OPINION:
One of the most talked-about Super Bowl ads from this year was set in a high school hallway. A student being bullied, with a note calling him a “Dirty Jew,” finds solace in a fellow classmate who tells him not to listen to the bullies.
At a time when one-third of Jewish students have experienced antisemitism while on campus or have felt targeted because of their Jewish identity, universities face a significant choice. They can retreat into silence or moral equivocation, or they can model courage, creating space for honest dialogue while refusing to excuse barbarism or indulge antisemitic falsehoods.
Colorado Christian University has chosen the latter.
In the aftermath of Hamas’ murderous attacks on Israel on Oct. 7, 2023 (and the ensuing antisemitic and anti-Israel rhetoric), we launched an annual initiative dedicated to standing with Israel. We opposed antisemitism in all its forms and fostered serious engagement between Christian and Jewish communities.
This program reflects a conviction that transcends politics: The United States and Israel share not only strategic interests but also deep moral and civilizational roots.
Israel matters to America for practical reasons. It is the only stable democracy in the Middle East, a reliable ally in a volatile region and a critical partner in intelligence, technology and defense. Yet those facts alone are not sufficient to explain the depth of American support for Israel, nor should they be.

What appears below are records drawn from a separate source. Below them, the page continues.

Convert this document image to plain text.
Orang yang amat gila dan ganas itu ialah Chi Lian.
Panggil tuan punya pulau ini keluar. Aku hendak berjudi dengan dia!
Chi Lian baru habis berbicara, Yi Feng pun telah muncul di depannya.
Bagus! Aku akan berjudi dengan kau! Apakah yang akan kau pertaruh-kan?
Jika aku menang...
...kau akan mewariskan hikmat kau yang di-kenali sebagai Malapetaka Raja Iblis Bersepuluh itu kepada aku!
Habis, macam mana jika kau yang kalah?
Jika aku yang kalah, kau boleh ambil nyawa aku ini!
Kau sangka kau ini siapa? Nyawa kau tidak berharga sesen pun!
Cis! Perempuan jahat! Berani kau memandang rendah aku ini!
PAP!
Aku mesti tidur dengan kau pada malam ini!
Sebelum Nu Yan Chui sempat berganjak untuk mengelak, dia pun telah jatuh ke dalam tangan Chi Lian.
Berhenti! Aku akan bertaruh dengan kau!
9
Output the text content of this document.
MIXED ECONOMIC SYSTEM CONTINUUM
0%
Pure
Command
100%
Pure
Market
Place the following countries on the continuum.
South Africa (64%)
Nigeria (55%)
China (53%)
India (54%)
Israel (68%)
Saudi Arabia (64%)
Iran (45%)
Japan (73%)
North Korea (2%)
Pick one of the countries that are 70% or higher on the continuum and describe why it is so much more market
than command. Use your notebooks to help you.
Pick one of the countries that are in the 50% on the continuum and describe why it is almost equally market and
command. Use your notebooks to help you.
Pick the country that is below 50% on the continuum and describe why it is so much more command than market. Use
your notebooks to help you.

The stronger bond is cultural and moral. Judeo-Christian ideas, human dignity, moral responsibility, ordered liberty and the rule of law are foundational to Western civilization. These principles animate American constitutionalism just as they animate Israel’s democratic experiment.

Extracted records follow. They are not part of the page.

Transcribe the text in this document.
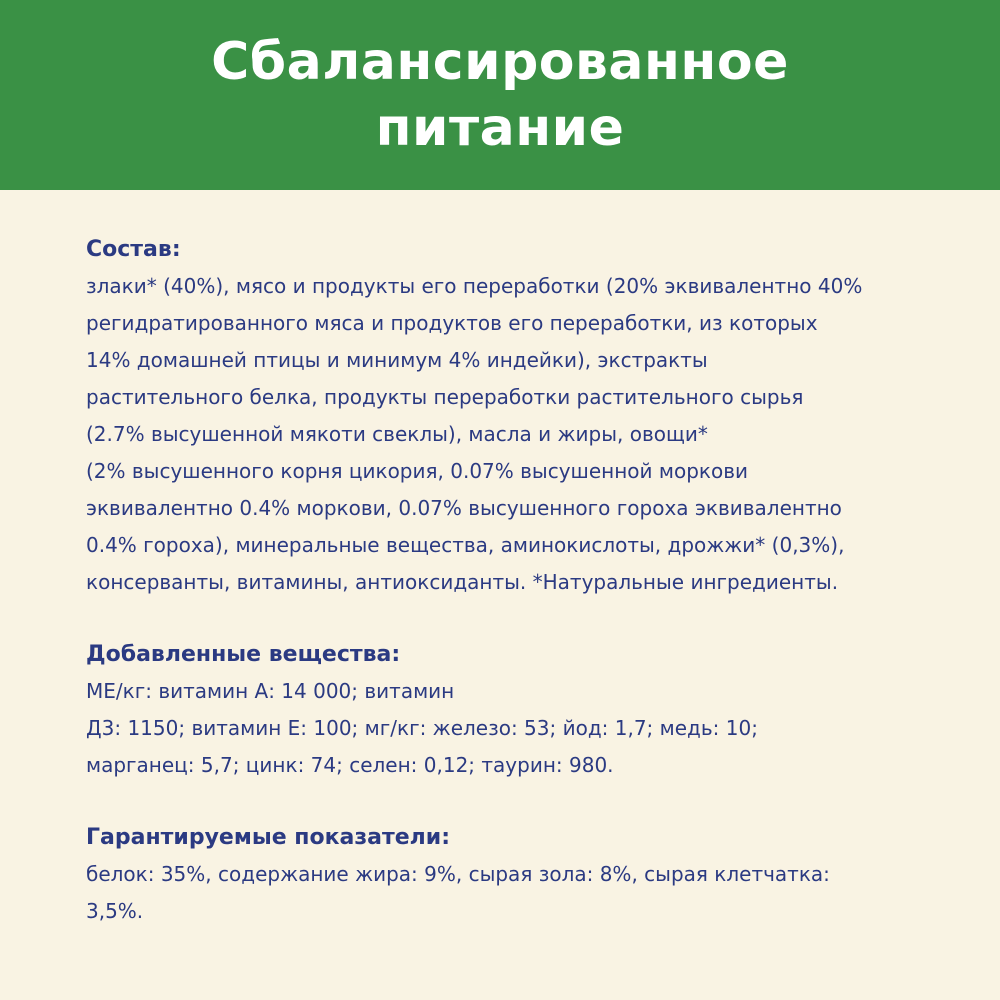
Сбалансированное
питание
Состав:
злаки* (40%), мясо и продукты его переработки (20% эквивалентно 40%
регидратированного мяса и продуктов его переработки, из которых
14% домашней птицы и минимум 4% индейки), экстракты
растительного белка, продукты переработки растительного сырья
(2.7% высушенной мякоти свеклы), масла и жиры, овощи*
(2% высушенного корня цикория, 0.07% высушенной моркови
эквивалентно 0.4% моркови, 0.07% высушенного гороха эквивалентно
0.4% гороха), минеральные вещества, аминокислоты, дрожжи* (0,3%),
консерванты, витамины, антиоксиданты. *Натуральные ингредиенты.
Добавленные вещества:
МЕ/кг: витамин А: 14 000; витамин
Д3: 1150; витамин Е: 100; мг/кг: железо: 53; йод: 1,7; медь: 10;
марганец: 5,7; цинк: 74; селен: 0,12; таурин: 980.
Гарантируемые показатели:
белок: 35%, содержание жира: 9%, сырая зола: 8%, сырая клетчатка:
3,5%.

When Israel is attacked for being a Jewish state committed to democratic norms, it is not only Israel on trial but also the moral legitimacy of the West itself.

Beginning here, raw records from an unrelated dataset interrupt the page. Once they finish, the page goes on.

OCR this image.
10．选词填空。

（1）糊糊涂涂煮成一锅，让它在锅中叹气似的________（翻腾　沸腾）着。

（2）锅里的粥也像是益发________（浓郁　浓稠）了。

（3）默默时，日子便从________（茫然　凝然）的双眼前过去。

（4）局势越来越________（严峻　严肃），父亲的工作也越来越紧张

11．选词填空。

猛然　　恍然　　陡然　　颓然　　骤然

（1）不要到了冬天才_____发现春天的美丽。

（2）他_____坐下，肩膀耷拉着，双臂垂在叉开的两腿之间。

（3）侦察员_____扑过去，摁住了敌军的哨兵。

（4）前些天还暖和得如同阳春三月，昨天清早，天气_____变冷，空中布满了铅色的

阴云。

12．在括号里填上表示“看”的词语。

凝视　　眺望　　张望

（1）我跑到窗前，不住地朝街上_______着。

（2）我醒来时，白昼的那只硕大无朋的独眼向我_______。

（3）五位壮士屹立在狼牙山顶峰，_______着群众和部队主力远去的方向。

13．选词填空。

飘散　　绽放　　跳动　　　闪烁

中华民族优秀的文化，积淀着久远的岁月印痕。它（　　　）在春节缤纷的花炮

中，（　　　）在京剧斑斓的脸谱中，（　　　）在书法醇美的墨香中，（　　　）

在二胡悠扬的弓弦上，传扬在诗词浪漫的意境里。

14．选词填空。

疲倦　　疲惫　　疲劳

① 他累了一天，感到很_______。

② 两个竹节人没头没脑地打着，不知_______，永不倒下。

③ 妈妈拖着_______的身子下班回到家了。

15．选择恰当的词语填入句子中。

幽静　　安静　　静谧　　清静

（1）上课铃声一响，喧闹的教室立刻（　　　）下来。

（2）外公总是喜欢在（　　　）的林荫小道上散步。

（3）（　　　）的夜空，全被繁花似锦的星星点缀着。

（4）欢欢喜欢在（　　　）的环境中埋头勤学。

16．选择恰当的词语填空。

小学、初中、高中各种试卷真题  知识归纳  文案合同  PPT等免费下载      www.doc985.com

That is why antisemitism today is so dangerous. It rarely announces itself honestly. Instead, it cloaks itself in moral language, academic jargon or selective outrage. It treats Israel as uniquely illegitimate, excuses or minimizes terrorism, and holds the Jewish state to standards demanded of no other nation. History teaches us where this road leads.
From March 3 to 5, Colorado Christian University will host “CCU for Israel,” where students will hear directly from a variety of voices, including Omer Shem Tov, who was abducted from the Nova Music Festival and held hostage by Hamas for 505 days.
His presence is not symbolic; it is personal. Students will engage him in conversation, listen to his story and grapple with the human cost of terrorism, not through headlines but through a living witness.
They will also hear from Oscar “Osi” Sladek, a Holocaust survivor whose life bridges the darkest chapter of Jewish history with the modern struggle against hatred and denial. In a moment when historical amnesia is increasingly fashionable, such testimony is indispensable.
Taken together, these events reflect a simple but urgent truth: Standing with Israel is not an act of partisanship. It is an act of moral clarity.
In this fractured cultural moment, the very threads of Western civilization, which Israel embodies in the Middle East, hang in the balance. Our shared belief in the sanctity of human life, the responsibility of moral action and the possibility of ordered liberty remains a bulwark against chaos and cruelty. These are not relics of the past; they are resources for the future.
It is now more important than ever before to model the quiet strength and extend the hand of friendship to our Jewish neighbors. Standing with Israel is ultimately about standing for something larger: truth over propaganda, civilization over barbarism and hope over fear.
This is a cause worthy not only of a week but also of a generation.
• Greg Schaller is director of the Centennial Institute, the conservative think tank of Colorado Christian University.